The building that opened in April 1977 was considerably smaller than originally proposed (only the sports hall, gymnasium and a few offices remained) but it was an event performed by the Prince of Wales: “the school authorities can be forgiven the odd polite smirk since the snaffling of HRH to open the Sports Hall was a stroke of politic genius” [Sennockian 1977].
As with the Aisher Hall in its field, the contribution of the Marley Sports Centre to the development of Sport in the school was immeasurable. Again, as with the Aisher Hall, the Marley Sports Hall’s original purpose was eventually supplanted – by the opening of the Sennocke Centre in 2005, but it remained an intrinsic part of the campus both as a sports facility and also as the main examination centre in the school.
Less munificent ways of the support the Aisher family gave the school included such practicalities as offering sponsorship for those pupils wanting to do computing, business studies or engineering at university; by helping cover the production costs of the Sennockian by annually placing an advert in it; and by allowing the school’s first computer programmer to be “married up to the big computer at Marley Tiles” because “it is impossible in a school to keep a computer properly occupied” [Sennockian 1966].

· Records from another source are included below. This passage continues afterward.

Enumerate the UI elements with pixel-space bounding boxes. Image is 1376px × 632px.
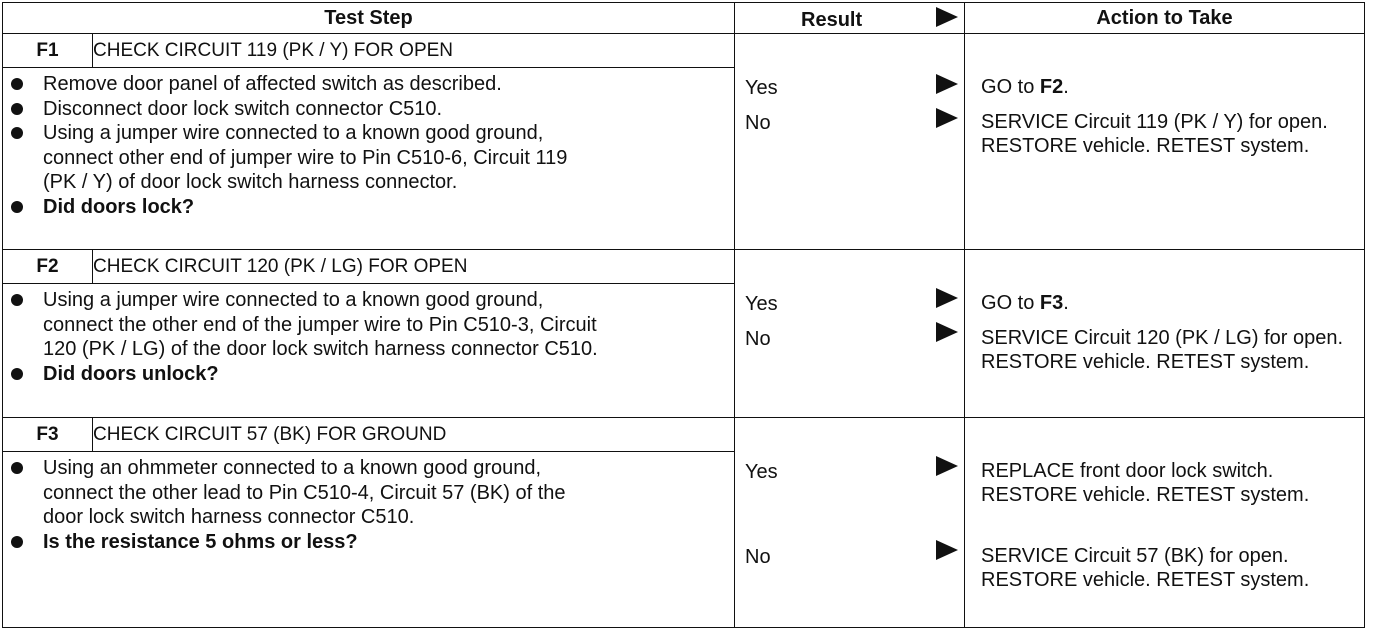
step-instructions: Using a jumper wire connected to a known… xyxy=(3,284,734,386)
instruction-text: Remove door panel of affected switch as … xyxy=(43,73,502,95)
arrow-right-icon xyxy=(936,108,959,128)
instruction-item: Disconnect door lock switch connector C5… xyxy=(11,97,734,122)
step-body-row: Using an ohmmeter connected to a known g… xyxy=(1,451,1365,628)
bullet-icon xyxy=(11,78,23,90)
result-cell: Yes No xyxy=(734,249,966,418)
action-text-end: . xyxy=(1063,292,1069,314)
header-result-label: Result xyxy=(801,9,863,31)
step-body: Using an ohmmeter connected to a known g… xyxy=(1,451,736,628)
instruction-item: Remove door panel of affected switch as … xyxy=(11,72,734,97)
step-instructions: Remove door panel of affected switch as … xyxy=(3,68,734,219)
step-title: CHECK CIRCUIT 119 (PK / Y) FOR OPEN xyxy=(91,33,736,68)
action-yes: GO to F2. xyxy=(981,75,1348,99)
instruction-item: Using an ohmmeter connected to a known g… xyxy=(11,456,583,530)
step-body-row: Using a jumper wire connected to a known… xyxy=(1,283,1365,418)
question-item: Did doors lock? xyxy=(11,195,734,220)
step-instructions: Using an ohmmeter connected to a known g… xyxy=(3,452,734,554)
instruction-text: Disconnect door lock switch connector C5… xyxy=(43,97,443,120)
bullet-icon xyxy=(11,535,23,548)
result-yes: Yes xyxy=(745,77,778,99)
result-cell: Yes No xyxy=(734,417,966,628)
header-row: Test Step Result Action to Take xyxy=(1,2,1366,34)
result-no: No xyxy=(745,546,771,568)
step-title-row: F1 CHECK CIRCUIT 119 (PK / Y) FOR OPEN Y… xyxy=(2,33,1366,250)
bullet-icon xyxy=(11,102,23,115)
arrow-right-icon xyxy=(936,288,959,308)
header-test-step: Test Step xyxy=(1,2,736,34)
arrow-right-icon xyxy=(936,74,959,94)
result-yes: Yes xyxy=(745,461,778,483)
action-yes: REPLACE front door lock switch. RESTORE … xyxy=(981,460,1310,506)
step-id: F2 xyxy=(2,249,93,284)
instruction-text: Using an ohmmeter connected to a known g… xyxy=(43,457,566,528)
question-text: Is the resistance 5 ohms or less? xyxy=(43,530,358,553)
result-cell: Yes No xyxy=(734,33,966,250)
question-text: Did doors unlock? xyxy=(43,362,219,385)
arrow-right-icon xyxy=(936,540,959,560)
action-step-ref: F2 xyxy=(1039,76,1064,98)
result-yes: Yes xyxy=(745,293,778,315)
action-no: SERVICE Circuit 120 (PK / LG) for open. … xyxy=(981,327,1344,373)
action-cell: REPLACE front door lock switch. RESTORE … xyxy=(964,417,1366,628)
action-cell: GO to F2. SERVICE Circuit 119 (PK / Y) f… xyxy=(964,33,1366,250)
instruction-text: Using a jumper wire connected to a known… xyxy=(43,289,598,360)
action-text: GO to xyxy=(981,292,1040,314)
action-text-end: . xyxy=(1063,76,1069,98)
action-no: SERVICE Circuit 119 (PK / Y) for open. R… xyxy=(981,111,1328,157)
arrow-right-icon xyxy=(936,456,959,476)
arrow-right-icon xyxy=(936,322,959,342)
step-title-row: F3 CHECK CIRCUIT 57 (BK) FOR GROUND Yes … xyxy=(2,417,1366,628)
step-title-row: F2 CHECK CIRCUIT 120 (PK / LG) FOR OPEN … xyxy=(2,249,1366,418)
header-result: Result xyxy=(734,2,966,34)
arrow-right-icon xyxy=(936,7,959,27)
question-text: Did doors lock? xyxy=(43,195,195,218)
result-no: No xyxy=(745,328,771,350)
instruction-text: Using a jumper wire connected to a known… xyxy=(43,122,568,193)
step-title: CHECK CIRCUIT 57 (BK) FOR GROUND xyxy=(91,417,736,452)
step-id: F3 xyxy=(2,417,93,452)
result-no: No xyxy=(745,112,771,134)
question-item: Is the resistance 5 ohms or less? xyxy=(11,530,734,555)
action-no: SERVICE Circuit 57 (BK) for open. RESTOR… xyxy=(981,545,1310,591)
step-body-row: Remove door panel of affected switch as … xyxy=(1,67,1365,250)
bullet-icon xyxy=(11,367,23,380)
action-yes: GO to F3. xyxy=(981,291,1348,315)
bullet-icon xyxy=(11,127,23,139)
step-body: Remove door panel of affected switch as … xyxy=(1,67,736,250)
step-title: CHECK CIRCUIT 120 (PK / LG) FOR OPEN xyxy=(91,249,736,284)
bullet-icon xyxy=(11,200,23,213)
instruction-item: Using a jumper wire connected to a known… xyxy=(11,121,583,195)
instruction-item: Using a jumper wire connected to a known… xyxy=(11,288,603,362)
action-step-ref: F3 xyxy=(1039,292,1064,314)
step-body: Using a jumper wire connected to a known… xyxy=(1,283,736,418)
question-item: Did doors unlock? xyxy=(11,362,734,387)
header-action: Action to Take xyxy=(964,2,1366,34)
bullet-icon xyxy=(11,462,23,474)
action-cell: GO to F3. SERVICE Circuit 120 (PK / LG) … xyxy=(964,249,1366,418)
step-id: F1 xyxy=(2,33,93,68)
bullet-icon xyxy=(11,294,23,306)
action-text: GO to xyxy=(981,76,1040,98)
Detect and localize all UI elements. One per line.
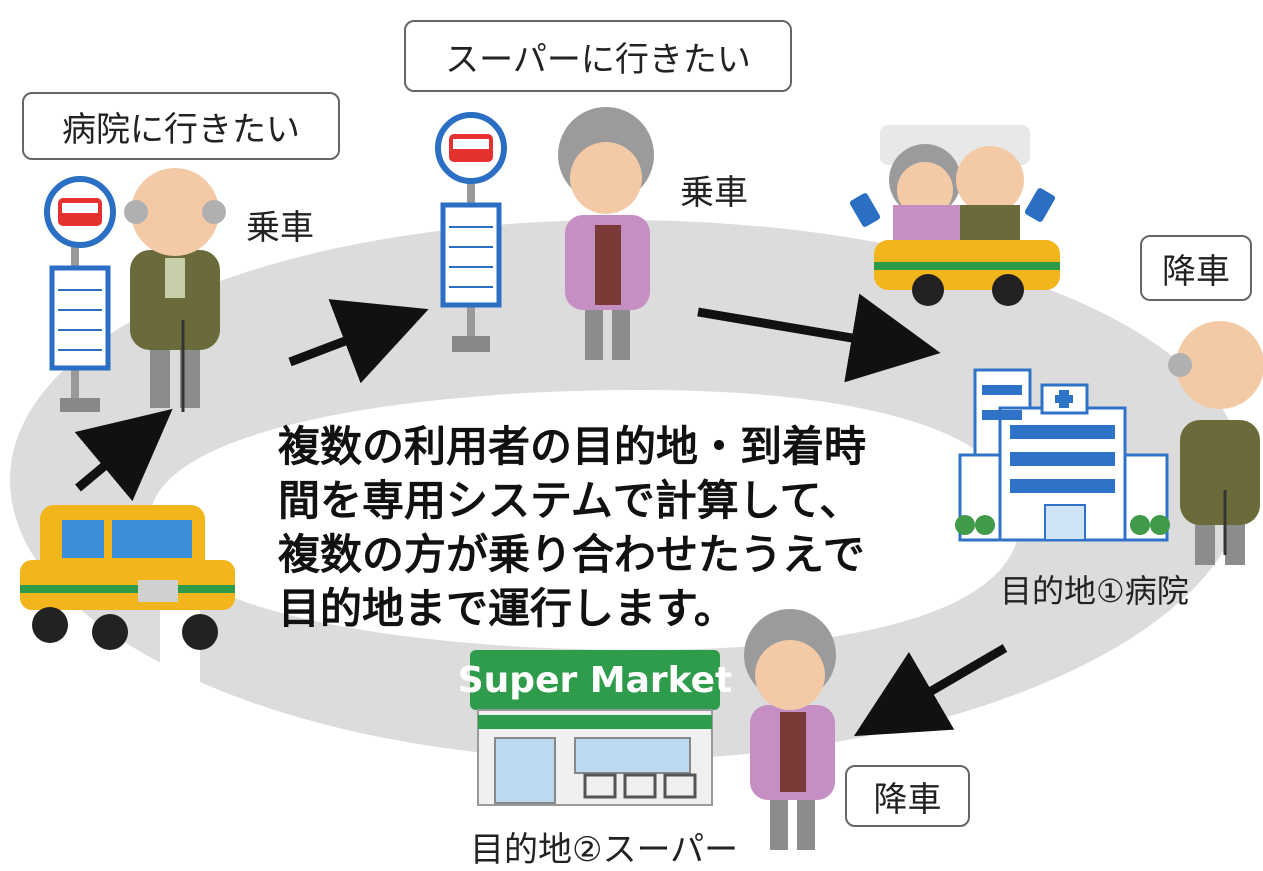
shared-taxi-with-passengers bbox=[849, 125, 1060, 306]
arrow-hospital-to-super bbox=[853, 644, 1008, 737]
shopping-cart-icon bbox=[583, 773, 617, 799]
shopping-cart-icon bbox=[663, 773, 697, 799]
taxi-car bbox=[20, 505, 235, 650]
explanation-text: 複数の利用者の目的地・到着時 間を専用システムで計算して、 複数の方が乗り合わせ… bbox=[278, 420, 898, 636]
shopping-cart-icon bbox=[623, 773, 657, 799]
arrow-taxi-to-stop1 bbox=[74, 408, 173, 502]
explanation-line: 間を専用システムで計算して、 bbox=[278, 476, 862, 525]
speech-bubble-hospital-wish: 病院に行きたい bbox=[22, 92, 340, 160]
speech-bubble-super-wish: スーパーに行きたい bbox=[404, 20, 792, 92]
label-board-1: 乗車 bbox=[246, 208, 314, 248]
elderly-man-boarding bbox=[124, 168, 226, 412]
arrow-stop1-to-stop2 bbox=[288, 299, 429, 384]
supermarket-building: Super Market bbox=[458, 650, 733, 806]
explanation-line: 目的地まで運行します。 bbox=[278, 584, 736, 633]
elderly-woman-boarding bbox=[558, 107, 654, 360]
label-destination-2: 目的地②スーパー bbox=[470, 830, 739, 870]
elderly-man-alighting bbox=[1168, 321, 1263, 565]
bus-stop-2 bbox=[435, 112, 507, 352]
speech-bubble-drop-hospital: 降車 bbox=[1140, 235, 1252, 301]
explanation-line: 複数の方が乗り合わせたうえで bbox=[278, 530, 865, 579]
explanation-line: 複数の利用者の目的地・到着時 bbox=[278, 422, 867, 471]
hospital-building bbox=[955, 368, 1170, 542]
bus-stop-1 bbox=[44, 176, 116, 412]
speech-bubble-drop-super: 降車 bbox=[845, 765, 970, 827]
label-destination-1: 目的地①病院 bbox=[1000, 572, 1189, 610]
label-board-2: 乗車 bbox=[680, 173, 748, 213]
arrow-stop2-to-hospital bbox=[697, 293, 941, 383]
elderly-woman-alighting bbox=[744, 609, 836, 850]
store-sign: Super Market bbox=[458, 660, 733, 701]
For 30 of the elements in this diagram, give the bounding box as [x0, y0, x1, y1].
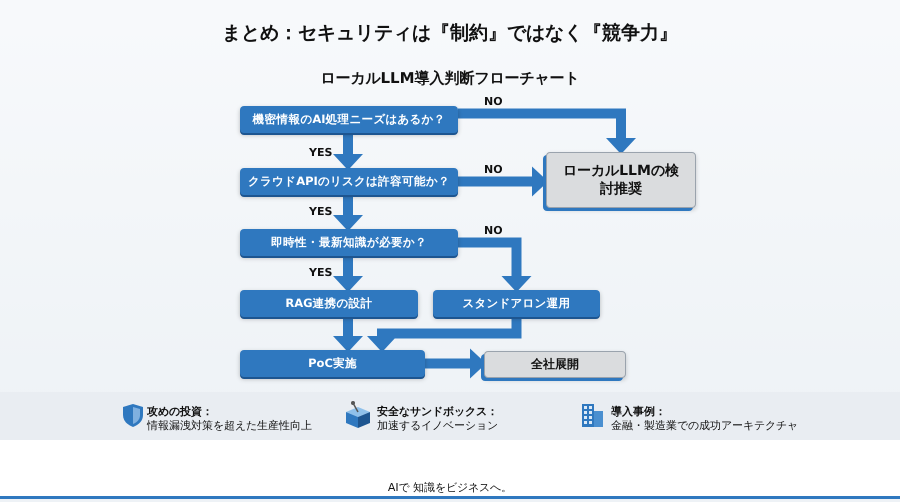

Lord Sackville also gave recognition to the indiscernible but no less important encouragement given ‘behind the scenes’. Jack Aisher’s joining of the Board in 1964 “has proved to rank as one of the major high points of the school over the last thirty years…. the indefatigable application and skill which Jack showed as a Governor…always available…[giving] his advice when asked but…never offended if his advice was not taken…[although] such was usually a mistake” the Governors’ Chairman wrote in 1989 [Annual Review 1988/89].
In 1985 Jack Aisher retired as Chairman of the Marley Tile Company and in 1986 he also resigned as a Governor of Sevenoaks School. Although he and his wife moved away from the area to the South Coast he maintained contact with the school. Eileen died in 1992 and Jack in 2008; in 2016 the Aisher and Marley Halls were demolished as part of the completion of the landscaping of the Flat and building of the Global Study Centre and Science and Technology Centre.